Com esses dois desempenhos, Al Pacino trouxe a Veneza a sensação de ter tido o privilégio de acolher um verdadeiro “monstro sagrado da interpretação”. Em “Manglehorn” ele recria a vidinha reclusa de um chaveiro viúvo de uma pequena cidade texana, imerso em profunda solidão e atravessado por uma misteriosa e irremovível mágoa. É uma história de gente comum que um dia perdeu um grande amor e que secretamente nutre a possibilidade de reencontrá-lo nas brechas do cotidiano mais rigoroso e sem graça, mas onde ainda reside a possibilidade de renascimento. Um papel perfeito para o tipo de trabalho minucioso e concentrado de Pacino. Já em “The Humbling” – adaptação livre da penúltima novela de Philip Roth – voltamos às agruras dos bastidores do mundo do teatro que foi tão exuberantemente aproveitado pelo filme que abriu de forma bombástica o festival – “Birdman” de Alejandro Iñárritu. Pacino é um velho ator em crise no meio da carreira de uma peça de Shakespeare (sempre ele!), enquanto se envolve com uma garota lésbica, filha de um ator amigo. É mais um estudo sobre o complicado e sofrido ofício de atuar, quase sempre tomado por ondas de insegurança, namoros com o suicídio e incursões na loucura.

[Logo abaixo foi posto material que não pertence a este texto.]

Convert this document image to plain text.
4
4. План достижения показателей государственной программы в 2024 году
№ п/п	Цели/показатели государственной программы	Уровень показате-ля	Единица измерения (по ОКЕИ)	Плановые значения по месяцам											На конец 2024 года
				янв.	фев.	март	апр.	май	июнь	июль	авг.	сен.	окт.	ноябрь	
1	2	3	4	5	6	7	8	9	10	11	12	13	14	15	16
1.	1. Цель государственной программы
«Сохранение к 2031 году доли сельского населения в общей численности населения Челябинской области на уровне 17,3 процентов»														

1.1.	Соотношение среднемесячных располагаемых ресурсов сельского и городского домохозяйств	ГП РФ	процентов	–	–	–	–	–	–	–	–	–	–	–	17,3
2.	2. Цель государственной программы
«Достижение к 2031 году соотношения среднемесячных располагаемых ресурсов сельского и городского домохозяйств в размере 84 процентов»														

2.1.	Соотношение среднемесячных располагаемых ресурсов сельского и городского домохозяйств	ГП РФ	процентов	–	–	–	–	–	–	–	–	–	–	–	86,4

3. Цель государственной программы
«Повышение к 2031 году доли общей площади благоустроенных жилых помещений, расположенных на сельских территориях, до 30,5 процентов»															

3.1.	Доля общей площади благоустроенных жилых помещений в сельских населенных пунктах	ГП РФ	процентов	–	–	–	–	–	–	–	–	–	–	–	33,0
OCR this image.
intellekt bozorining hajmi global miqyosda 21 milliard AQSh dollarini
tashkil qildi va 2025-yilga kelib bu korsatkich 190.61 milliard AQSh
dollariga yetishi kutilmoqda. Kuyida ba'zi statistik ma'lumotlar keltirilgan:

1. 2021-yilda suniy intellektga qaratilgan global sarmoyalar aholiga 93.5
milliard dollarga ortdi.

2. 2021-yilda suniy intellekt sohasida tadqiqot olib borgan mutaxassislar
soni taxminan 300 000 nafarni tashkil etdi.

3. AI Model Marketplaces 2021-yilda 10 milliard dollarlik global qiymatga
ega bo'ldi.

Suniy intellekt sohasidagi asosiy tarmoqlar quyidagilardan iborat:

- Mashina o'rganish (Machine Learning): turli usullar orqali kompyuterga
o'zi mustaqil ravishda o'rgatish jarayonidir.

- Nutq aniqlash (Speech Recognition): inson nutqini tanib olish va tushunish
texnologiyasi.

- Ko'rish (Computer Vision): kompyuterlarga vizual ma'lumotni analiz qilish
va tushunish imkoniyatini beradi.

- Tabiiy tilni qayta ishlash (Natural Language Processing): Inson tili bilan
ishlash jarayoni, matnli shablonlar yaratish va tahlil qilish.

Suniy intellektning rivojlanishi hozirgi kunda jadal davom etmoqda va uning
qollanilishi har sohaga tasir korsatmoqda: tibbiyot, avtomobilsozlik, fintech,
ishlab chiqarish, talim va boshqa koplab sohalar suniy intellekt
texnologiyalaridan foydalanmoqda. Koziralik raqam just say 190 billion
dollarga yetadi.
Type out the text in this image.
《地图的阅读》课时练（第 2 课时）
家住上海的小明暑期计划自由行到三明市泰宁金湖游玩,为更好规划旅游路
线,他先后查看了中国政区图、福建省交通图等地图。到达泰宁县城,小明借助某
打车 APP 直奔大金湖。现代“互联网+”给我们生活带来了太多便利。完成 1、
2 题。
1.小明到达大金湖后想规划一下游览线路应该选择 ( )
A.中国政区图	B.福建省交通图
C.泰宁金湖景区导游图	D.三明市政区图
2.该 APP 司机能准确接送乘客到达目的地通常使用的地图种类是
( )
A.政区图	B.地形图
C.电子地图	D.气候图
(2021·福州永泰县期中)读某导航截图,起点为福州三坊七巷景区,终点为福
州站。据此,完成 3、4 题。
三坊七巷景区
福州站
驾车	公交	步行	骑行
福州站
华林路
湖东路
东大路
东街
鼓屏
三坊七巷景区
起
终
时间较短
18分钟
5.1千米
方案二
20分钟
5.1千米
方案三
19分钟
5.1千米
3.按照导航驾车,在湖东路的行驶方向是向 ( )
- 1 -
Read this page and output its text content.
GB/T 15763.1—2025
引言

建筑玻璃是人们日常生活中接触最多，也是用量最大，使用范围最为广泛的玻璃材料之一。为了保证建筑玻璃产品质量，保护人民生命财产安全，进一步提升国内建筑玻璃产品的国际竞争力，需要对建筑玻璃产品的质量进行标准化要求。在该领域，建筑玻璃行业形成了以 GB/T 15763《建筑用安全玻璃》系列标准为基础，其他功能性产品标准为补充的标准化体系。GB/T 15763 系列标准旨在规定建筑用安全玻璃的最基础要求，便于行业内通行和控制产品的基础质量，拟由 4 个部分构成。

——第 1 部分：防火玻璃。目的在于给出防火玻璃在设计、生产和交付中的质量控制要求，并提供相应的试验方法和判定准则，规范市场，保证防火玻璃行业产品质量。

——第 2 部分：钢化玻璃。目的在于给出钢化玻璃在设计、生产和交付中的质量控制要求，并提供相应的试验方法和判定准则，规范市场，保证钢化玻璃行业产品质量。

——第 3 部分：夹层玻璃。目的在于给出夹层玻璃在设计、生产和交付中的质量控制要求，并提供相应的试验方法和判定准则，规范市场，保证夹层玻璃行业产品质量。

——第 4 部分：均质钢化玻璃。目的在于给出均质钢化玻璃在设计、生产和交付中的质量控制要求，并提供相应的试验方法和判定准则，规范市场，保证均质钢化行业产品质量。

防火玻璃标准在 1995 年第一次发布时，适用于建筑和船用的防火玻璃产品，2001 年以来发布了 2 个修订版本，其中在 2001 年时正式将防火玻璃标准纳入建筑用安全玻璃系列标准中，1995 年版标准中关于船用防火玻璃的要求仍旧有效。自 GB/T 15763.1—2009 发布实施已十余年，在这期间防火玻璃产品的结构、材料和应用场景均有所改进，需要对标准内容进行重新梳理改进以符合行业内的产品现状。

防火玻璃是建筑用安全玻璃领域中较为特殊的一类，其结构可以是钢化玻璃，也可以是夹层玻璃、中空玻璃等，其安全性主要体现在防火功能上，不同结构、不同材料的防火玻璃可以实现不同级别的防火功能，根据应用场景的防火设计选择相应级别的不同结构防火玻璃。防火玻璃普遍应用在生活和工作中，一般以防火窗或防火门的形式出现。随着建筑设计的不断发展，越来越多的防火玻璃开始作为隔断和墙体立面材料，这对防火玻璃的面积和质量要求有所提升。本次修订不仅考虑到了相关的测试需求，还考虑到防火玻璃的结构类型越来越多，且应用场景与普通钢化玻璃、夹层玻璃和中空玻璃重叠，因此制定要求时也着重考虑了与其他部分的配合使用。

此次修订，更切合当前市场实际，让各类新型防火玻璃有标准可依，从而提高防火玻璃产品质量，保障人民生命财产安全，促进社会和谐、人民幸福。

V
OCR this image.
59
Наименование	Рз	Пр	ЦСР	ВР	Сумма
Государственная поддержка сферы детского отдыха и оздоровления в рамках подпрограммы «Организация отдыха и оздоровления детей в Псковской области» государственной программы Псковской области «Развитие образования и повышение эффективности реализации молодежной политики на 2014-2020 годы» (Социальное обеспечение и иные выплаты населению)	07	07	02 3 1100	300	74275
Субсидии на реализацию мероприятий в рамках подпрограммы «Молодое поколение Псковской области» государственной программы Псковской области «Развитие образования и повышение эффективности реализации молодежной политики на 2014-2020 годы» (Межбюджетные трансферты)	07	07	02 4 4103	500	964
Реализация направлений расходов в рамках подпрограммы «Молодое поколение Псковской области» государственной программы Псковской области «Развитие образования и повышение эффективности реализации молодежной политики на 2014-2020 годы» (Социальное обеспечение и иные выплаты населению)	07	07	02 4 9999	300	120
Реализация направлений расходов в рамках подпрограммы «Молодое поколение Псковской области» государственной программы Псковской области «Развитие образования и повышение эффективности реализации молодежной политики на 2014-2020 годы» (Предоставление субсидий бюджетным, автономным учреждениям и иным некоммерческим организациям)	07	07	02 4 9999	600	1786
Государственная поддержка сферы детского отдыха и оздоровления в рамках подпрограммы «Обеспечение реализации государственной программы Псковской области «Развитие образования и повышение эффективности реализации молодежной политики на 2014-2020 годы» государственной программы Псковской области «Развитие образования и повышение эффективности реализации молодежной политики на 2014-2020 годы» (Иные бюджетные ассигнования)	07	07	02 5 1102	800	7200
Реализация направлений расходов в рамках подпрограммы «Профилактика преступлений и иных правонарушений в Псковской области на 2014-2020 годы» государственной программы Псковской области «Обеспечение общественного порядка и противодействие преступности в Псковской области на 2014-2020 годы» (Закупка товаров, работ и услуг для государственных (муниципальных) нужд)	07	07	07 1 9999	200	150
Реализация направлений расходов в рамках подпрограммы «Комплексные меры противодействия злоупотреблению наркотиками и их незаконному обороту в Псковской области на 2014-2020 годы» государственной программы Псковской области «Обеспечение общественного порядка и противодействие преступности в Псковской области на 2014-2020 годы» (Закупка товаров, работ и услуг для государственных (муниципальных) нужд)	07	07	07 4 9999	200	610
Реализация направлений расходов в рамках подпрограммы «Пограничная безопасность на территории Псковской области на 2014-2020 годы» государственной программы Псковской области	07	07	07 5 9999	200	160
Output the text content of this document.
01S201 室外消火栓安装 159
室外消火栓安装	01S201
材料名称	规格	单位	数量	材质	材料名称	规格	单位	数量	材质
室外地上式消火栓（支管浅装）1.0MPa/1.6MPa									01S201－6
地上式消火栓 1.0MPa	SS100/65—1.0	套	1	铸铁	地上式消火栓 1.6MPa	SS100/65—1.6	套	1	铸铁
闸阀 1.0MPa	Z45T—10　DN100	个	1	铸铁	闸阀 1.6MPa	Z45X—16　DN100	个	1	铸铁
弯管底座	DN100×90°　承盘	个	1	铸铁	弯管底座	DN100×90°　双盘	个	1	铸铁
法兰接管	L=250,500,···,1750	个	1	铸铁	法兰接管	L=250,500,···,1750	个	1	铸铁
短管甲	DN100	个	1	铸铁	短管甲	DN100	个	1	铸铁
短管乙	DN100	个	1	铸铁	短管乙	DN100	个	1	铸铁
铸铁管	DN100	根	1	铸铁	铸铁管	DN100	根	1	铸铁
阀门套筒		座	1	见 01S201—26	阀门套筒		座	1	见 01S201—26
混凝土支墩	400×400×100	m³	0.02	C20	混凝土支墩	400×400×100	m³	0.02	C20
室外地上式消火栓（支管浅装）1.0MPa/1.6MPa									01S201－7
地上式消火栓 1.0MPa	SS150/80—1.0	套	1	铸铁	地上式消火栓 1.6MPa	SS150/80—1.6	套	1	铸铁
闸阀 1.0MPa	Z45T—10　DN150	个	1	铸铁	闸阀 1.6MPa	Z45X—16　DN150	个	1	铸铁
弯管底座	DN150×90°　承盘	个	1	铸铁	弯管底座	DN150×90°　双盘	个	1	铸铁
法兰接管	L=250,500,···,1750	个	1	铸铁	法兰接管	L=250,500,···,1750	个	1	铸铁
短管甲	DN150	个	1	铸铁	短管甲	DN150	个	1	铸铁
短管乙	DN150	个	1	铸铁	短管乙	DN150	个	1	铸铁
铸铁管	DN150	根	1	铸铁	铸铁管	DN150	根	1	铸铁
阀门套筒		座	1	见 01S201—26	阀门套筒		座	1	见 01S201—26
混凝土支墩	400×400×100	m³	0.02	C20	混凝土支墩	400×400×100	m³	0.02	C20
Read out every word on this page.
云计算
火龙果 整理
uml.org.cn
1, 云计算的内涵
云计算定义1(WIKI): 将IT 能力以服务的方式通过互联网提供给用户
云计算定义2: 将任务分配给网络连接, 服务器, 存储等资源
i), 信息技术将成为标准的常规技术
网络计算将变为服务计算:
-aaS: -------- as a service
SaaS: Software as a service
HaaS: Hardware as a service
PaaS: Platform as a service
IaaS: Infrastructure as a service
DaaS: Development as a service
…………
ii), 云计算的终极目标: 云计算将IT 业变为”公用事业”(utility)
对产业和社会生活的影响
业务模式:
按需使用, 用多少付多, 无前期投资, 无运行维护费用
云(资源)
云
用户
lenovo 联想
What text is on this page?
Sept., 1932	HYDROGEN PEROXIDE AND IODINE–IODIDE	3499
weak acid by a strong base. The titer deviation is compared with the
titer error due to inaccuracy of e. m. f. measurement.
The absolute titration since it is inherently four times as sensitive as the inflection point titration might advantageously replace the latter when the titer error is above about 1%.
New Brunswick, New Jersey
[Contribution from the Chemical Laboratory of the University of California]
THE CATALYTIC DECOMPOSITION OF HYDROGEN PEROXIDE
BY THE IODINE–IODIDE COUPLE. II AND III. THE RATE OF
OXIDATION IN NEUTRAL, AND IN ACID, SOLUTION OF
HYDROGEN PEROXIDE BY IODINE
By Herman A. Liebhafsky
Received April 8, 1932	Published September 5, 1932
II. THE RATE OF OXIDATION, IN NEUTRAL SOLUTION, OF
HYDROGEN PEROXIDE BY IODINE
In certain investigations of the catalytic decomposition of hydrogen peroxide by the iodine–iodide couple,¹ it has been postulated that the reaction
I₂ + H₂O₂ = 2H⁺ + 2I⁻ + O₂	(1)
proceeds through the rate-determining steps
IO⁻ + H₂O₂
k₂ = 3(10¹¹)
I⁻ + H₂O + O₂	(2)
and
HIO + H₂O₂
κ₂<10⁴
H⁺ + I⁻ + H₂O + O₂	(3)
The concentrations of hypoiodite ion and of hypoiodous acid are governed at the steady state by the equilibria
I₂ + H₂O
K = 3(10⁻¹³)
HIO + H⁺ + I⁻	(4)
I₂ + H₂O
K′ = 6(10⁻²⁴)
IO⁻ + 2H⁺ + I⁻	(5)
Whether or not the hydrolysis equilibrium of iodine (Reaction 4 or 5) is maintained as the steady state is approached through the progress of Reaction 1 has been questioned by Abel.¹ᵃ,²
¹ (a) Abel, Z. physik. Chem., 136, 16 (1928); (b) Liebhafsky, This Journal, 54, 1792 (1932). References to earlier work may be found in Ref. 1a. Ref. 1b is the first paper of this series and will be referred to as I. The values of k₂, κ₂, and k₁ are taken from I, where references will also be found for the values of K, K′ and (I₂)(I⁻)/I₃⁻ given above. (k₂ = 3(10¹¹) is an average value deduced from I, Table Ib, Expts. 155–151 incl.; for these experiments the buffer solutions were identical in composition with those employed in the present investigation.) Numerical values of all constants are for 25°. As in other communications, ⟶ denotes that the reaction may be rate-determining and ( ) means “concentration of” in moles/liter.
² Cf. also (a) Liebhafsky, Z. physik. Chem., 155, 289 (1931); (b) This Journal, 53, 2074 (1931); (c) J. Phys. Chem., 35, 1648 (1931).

As atuações de Al Pacino nessas duas películas têm sido avaliadas pelos críticos presentes em Veneza como uma espécie de súmula e de composto de todas as suas grandes criações do passado, desde Serpico até Scarface, ou até mesmo antes, como o seu papel de outsider no pouquíssimo lembrado “O espantalho” (The Scarecrow), dirigido por Jerry Schatzberg no longínquo ano de 1973 e que – de fato – inaugurou para o mundo a carreira de Pacino. Essa fixação pode não ter agradado a um ator inquieto como ele e que disse que não vai se aposentar tão cedo já nas entrevistas que concedeu em Veneza, mas é compreensível, considerando a força do seu carisma e dos personagens que deixou imortalizado até recentemente, como o detetive que viveu em “Insônia” (Insomnia, 2002) de Christopher Nolan, o seu melhor trabalho nos últimos anos até o aparecimento desta safra dupla.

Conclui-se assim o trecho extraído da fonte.